We had a couple hours to kill before dark, so we decided to go for a little hike. We went to the highest dune we could find, then started doing what anyone would do.. flips down and off the dunes!
Probably one of the coolest things about camping in the desert is that there's no light pollution for miles around: perfectly clear skies! I had never seen so many stars in my life. We could see all the satellites passing overhead, and every once in a while we even saw a shooting star.

[Picture by Andrew Hargrove]
It was such an unbelievable experience that I thought that sleeping in a tent just wasn't worth it (plus it was pretty cramped). So I grabbed my sleeping bag and setup right outside the tent, with my backpack as a pillow. It was rumored that all the bugs and animals come out at night (scorpions?). Stupid or not, I slept outside anyway. And it was totally worth it.. until around 3AM when the sand storm hit. Not only was it FREEZING, sand was getting.. everywhere! I almost moved into the tent.. but at that point I was committed to sleeping outside, so I put my hood on, dug down deep into my sleeping bag, and stuck it out. It wasn't a huge deal, because we had to get up at 4:15AM anyway to see the sunrise.
Camel Ride at Sunrise
So we were told that we were going to wake up at 4:15 and take a camel to the top of the nearest dune to see the sunrise. We were not told that that meant packing up our tents and sleeping bags in the pitch dark desert so we could take a bus some where else for the camel ride. With some minor problems (including fishing the tent out of the irrigation canal), we were off. We got to the new destination with plenty of time before the sunrise, but little did we know that camels aren't nearly as well-tempered as horses or other comparable animals. They keep the camels in groups of 3 or 4 tied together, so if one's having a bad day none of them move. The first two camels i got on happened to be the one that refused to go, despite our guides yelling at them in Chinese. So I got on my third camel, and he seemed a little better, he went just fine. The only problem was that I didn't get my foot in the stirrup before we took off. So as we were going along I kept trying to get my foot in, and every time I tried he would try and buck me off. Needless to say, i never got my foot in the stirrup, which made for an uncomfortable 30min ride up the dunes, but it was totally worth it.

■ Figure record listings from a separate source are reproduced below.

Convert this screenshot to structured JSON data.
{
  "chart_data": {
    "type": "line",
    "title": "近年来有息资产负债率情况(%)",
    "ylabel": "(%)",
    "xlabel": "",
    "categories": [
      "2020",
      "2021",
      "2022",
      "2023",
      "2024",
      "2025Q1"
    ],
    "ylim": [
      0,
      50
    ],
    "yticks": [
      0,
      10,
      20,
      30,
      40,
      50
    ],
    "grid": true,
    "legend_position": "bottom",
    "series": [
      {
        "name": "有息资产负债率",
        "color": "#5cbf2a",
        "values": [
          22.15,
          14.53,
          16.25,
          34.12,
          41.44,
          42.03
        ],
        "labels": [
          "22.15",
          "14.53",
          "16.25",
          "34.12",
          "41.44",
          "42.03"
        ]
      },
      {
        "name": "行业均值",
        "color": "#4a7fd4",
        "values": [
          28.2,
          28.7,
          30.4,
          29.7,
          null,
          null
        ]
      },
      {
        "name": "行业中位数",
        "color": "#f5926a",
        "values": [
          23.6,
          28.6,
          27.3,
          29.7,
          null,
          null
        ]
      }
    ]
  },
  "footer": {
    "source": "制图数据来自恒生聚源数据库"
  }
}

Once we got to the top, or near the top, we had to walk the remainder of the way on wooden stairs built into the sand. It doesn't look far, but trust me, dunes can be deceiving.

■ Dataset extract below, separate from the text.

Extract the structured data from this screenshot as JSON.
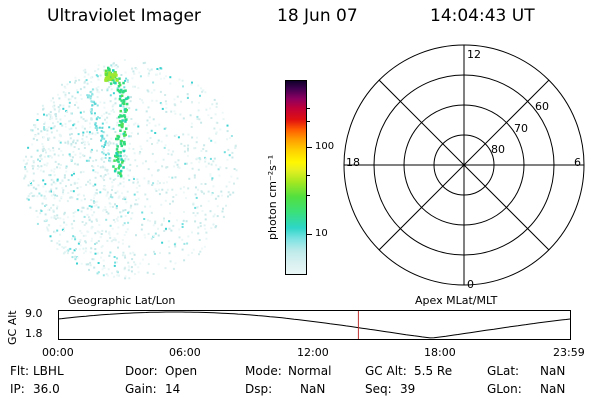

That was a bit of an excursion, but we made it to the top, did the whole sunrise thing, then mounted the camels and made our way back down. We then rode our camels to
Crescent Moon Lake
This is a small freshwater lake that formed inbetween sand dunes. It has been a vital source of water for thousands of years. Now it is little more than a pond, but its still kind of a big deal because its a lake in the middle of the desert.
Crescent Moon Lake

[Photo by Andrew Hargrove]
If you look closely there is a "TBC" spelled in people on the lower left side of the picture. TBC = The Beijing Center (my study abroad program). I'm the top part of the C.

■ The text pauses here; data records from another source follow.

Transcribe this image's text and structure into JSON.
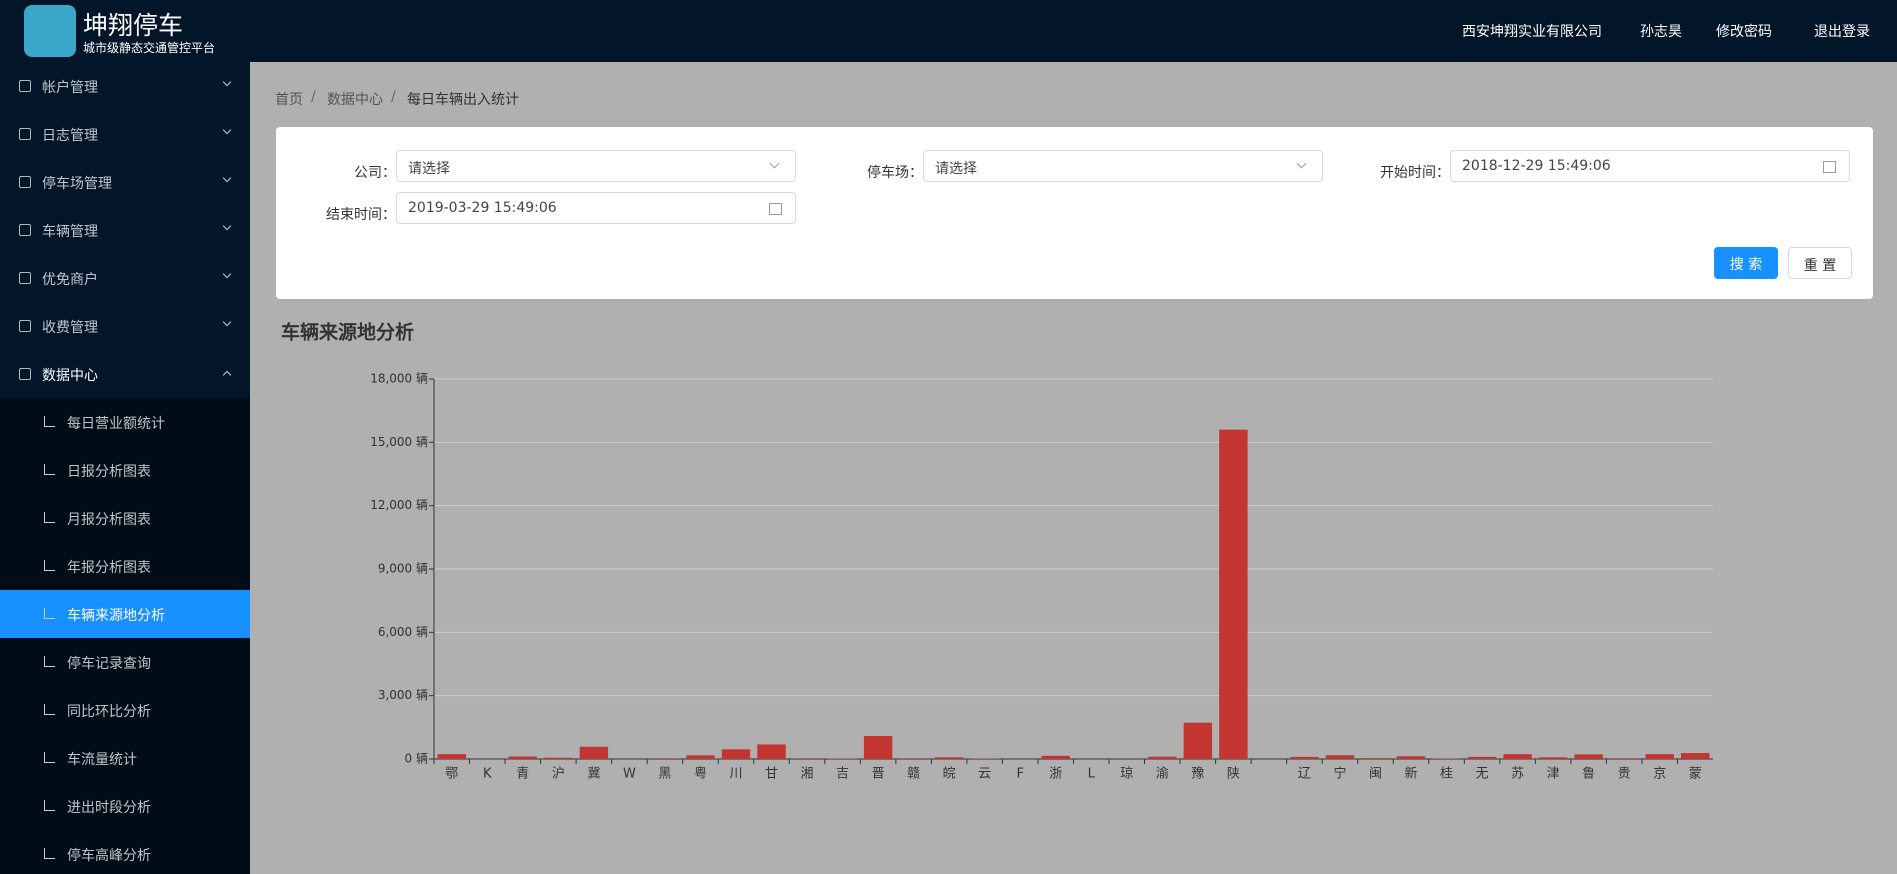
{
  "header": {
    "title": "坤翔停车",
    "subtitle": "城市级静态交通管控平台",
    "links": [
      "西安坤翔实业有限公司",
      "孙志昊",
      "修改密码",
      "退出登录"
    ]
  },
  "sidebar": {
    "menu": [
      {
        "label": "帐户管理"
      },
      {
        "label": "日志管理"
      },
      {
        "label": "停车场管理"
      },
      {
        "label": "车辆管理"
      },
      {
        "label": "优免商户"
      },
      {
        "label": "收费管理"
      },
      {
        "label": "数据中心",
        "children": [
          "每日营业额统计",
          "日报分析图表",
          "月报分析图表",
          "年报分析图表",
          "车辆来源地分析",
          "停车记录查询",
          "同比环比分析",
          "车流量统计",
          "进出时段分析",
          "停车高峰分析"
        ]
      }
    ]
  },
  "breadcrumb": [
    "首页",
    "数据中心",
    "每日车辆出入统计"
  ],
  "form": {
    "fields": [
      {
        "label": "公司：",
        "text": "请选择"
      },
      {
        "label": "停车场：",
        "text": "请选择"
      },
      {
        "label": "开始时间：",
        "text": "2018-12-29 15:49:06"
      },
      {
        "label": "结束时间：",
        "text": "2019-03-29 15:49:06"
      }
    ],
    "buttons": [
      "搜 索",
      "重 置"
    ]
  },
  "chart_data": {
    "type": "bar",
    "title": "车辆来源地分析",
    "categories": [
      "鄂",
      "K",
      "青",
      "沪",
      "冀",
      "W",
      "黑",
      "粤",
      "川",
      "甘",
      "湘",
      "吉",
      "晋",
      "赣",
      "皖",
      "云",
      "F",
      "浙",
      "L",
      "琼",
      "渝",
      "豫",
      "陕",
      null,
      "辽",
      "宁",
      "闽",
      "新",
      "桂",
      "无",
      "苏",
      "津",
      "鲁",
      "贵",
      "京",
      "蒙"
    ],
    "values": [
      230,
      0,
      120,
      60,
      580,
      0,
      30,
      170,
      460,
      690,
      30,
      20,
      1090,
      30,
      80,
      20,
      0,
      150,
      0,
      10,
      110,
      1720,
      15600,
      0,
      100,
      180,
      40,
      130,
      20,
      100,
      230,
      80,
      220,
      30,
      230,
      280
    ],
    "color": "#c23531",
    "ylim": [
      0,
      18000
    ],
    "yticks": [
      {
        "value": 0,
        "label": "0 辆"
      },
      {
        "value": 3000,
        "label": "3,000 辆"
      },
      {
        "value": 6000,
        "label": "6,000 辆"
      },
      {
        "value": 9000,
        "label": "9,000 辆"
      },
      {
        "value": 12000,
        "label": "12,000 辆"
      },
      {
        "value": 15000,
        "label": "15,000 辆"
      },
      {
        "value": 18000,
        "label": "18,000 辆"
      }
    ],
    "grid": true
  }
}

Later that day we went to the:
Magao Grottos (caves), or "Cave of a Thousand Buddhas"
We aren't allowed to take pictures inside, but it was essentially 450+ caves that were carved into the mountain by people who traveled the silk road, especially Buddhist Monks. Most of the caves were covered in Buddhas, with thousands of little Buddhas about an inch in size carved into the walls, hence the title "Cave of a Thousand Buddhas" - actually a bunch of caves with thousands of Buddhas.
Historical Context:
After about the 11th century the Mogao Caves were forgotten, until 1907 when Sir Aurel Stein discovered them. He excavated the caves, and among the findings was the Diamond Sutra, the world's earliest printed book. For the next few years many westerners came and "excavated" the caves - stealing everything inside with little awareness of what it was and taking it back to their home countries.
That's pretty much it for Dunhuang. Next we're off to Jiayuguan, a 5 hour bus ride away.